What the Salt Lake Temple Renovation Has in Common With an Aircraft Carrier
If the Salt Lake Temple were an aircraft carrier — and they do weigh the same — then you could say the temple will remain in dry dock in 2023.
The big difference between two superstructures that weigh 187 million pounds is that it’s a whole lot harder to move a 130-year-old granite temple into place for repairs.
In fact, workers have spent much of the past three years of the major renovation jockeying for position to build the new, underground platform that will protect the temple from major earthquakes.
It would have been easier to deal with an aircraft carrier, which displaces its weight across an area 12 times larger than the temple, according to a church video released this week.
To access the pioneer-era foundation, workers needed to excavate around it. The problem is that as they removed dirt around the base, all that tonnage threatened to push the earth directly under the temple out into the newly open space.
So workers installed a 40-foot wall, or giant collar, around the base of the temple to keep the earth under the temple in place while they installed reinforced cylindrical beams into the existing foundation.
That “jack-and-bore” process is still underway. When it’s done, workers will create a new, enlarged platform below the temple and its original and previously reinforced foundations.
The goal is simple, a complete seismic upgrade. It’s a monumental task, however, to reinforce the temple structure from its underground base to the tips of its spires.
The idea is that the temple will become a single, interlocked object that moves together when an earthquake moves the ground under and around the temple side to side.
The renovation is adding two major systems to make that happen.
First, workers are adding a base isolation system. That will isolate the temple from the shaking movement of an earthquake so that the earth moves beneath it while it remains more stable.
No base isolation system is perfect and can still allow some movement and damage, the video said.
So, second, workers are adding structural reinforcement systems throughout the temple’s walls, roof and towers.
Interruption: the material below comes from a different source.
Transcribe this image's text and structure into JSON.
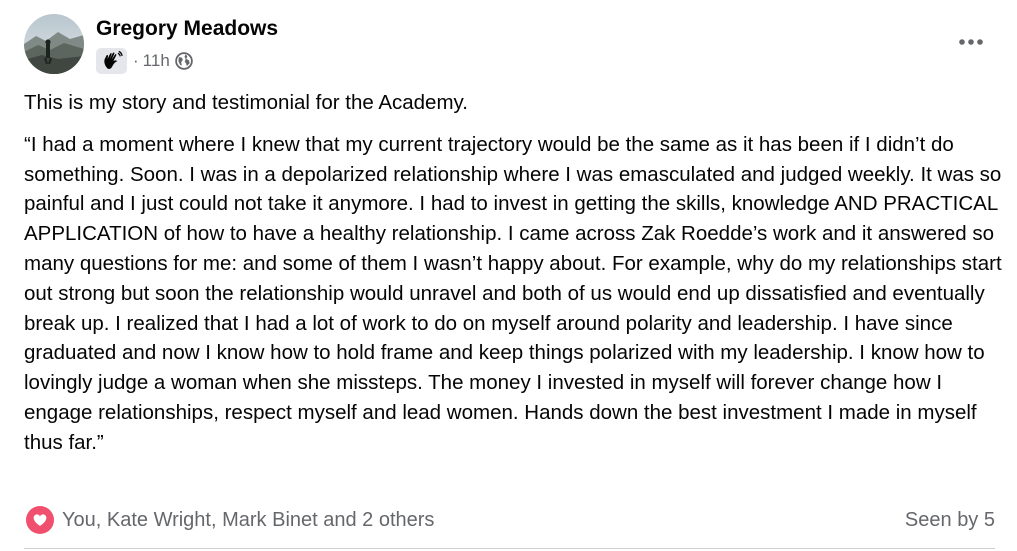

These systems tie the temple together with steel and concrete. Here’s how:
Workers are reinforcing the temple’s roof with new trusses over the old ones. They also are drilling precise holes in the walls to to make room for steel cables that attach to the new base and run up to the roof.
The trusses, the new steel cables in the walls and the walls themselves are being connected together by new, reinforced concrete bonding beams across the top of the walls. This reinforces the connection between the side walls and the end towers, the video said.
With the temple held together as one above ground, the base isolation system will protect the temple from ground motion.
Throughout 2022, workers exposed the temple’s original footings, drilled holes in them and filled the holes with grout, steel rods and cable reinforcements. Those stone blocks and grout can carry immense weight but can’t prevent all damage.
So workers also have been placing reinforced cylindrical beams — steel pipes filled with concrete and cables — under the original footings in the jack-and-bore process.
This year, workers will begin the process of placing 98 base isolators under the temple. These look like giant blue hockey pucks. Each is 7 feet across and can hold 8 million pounds.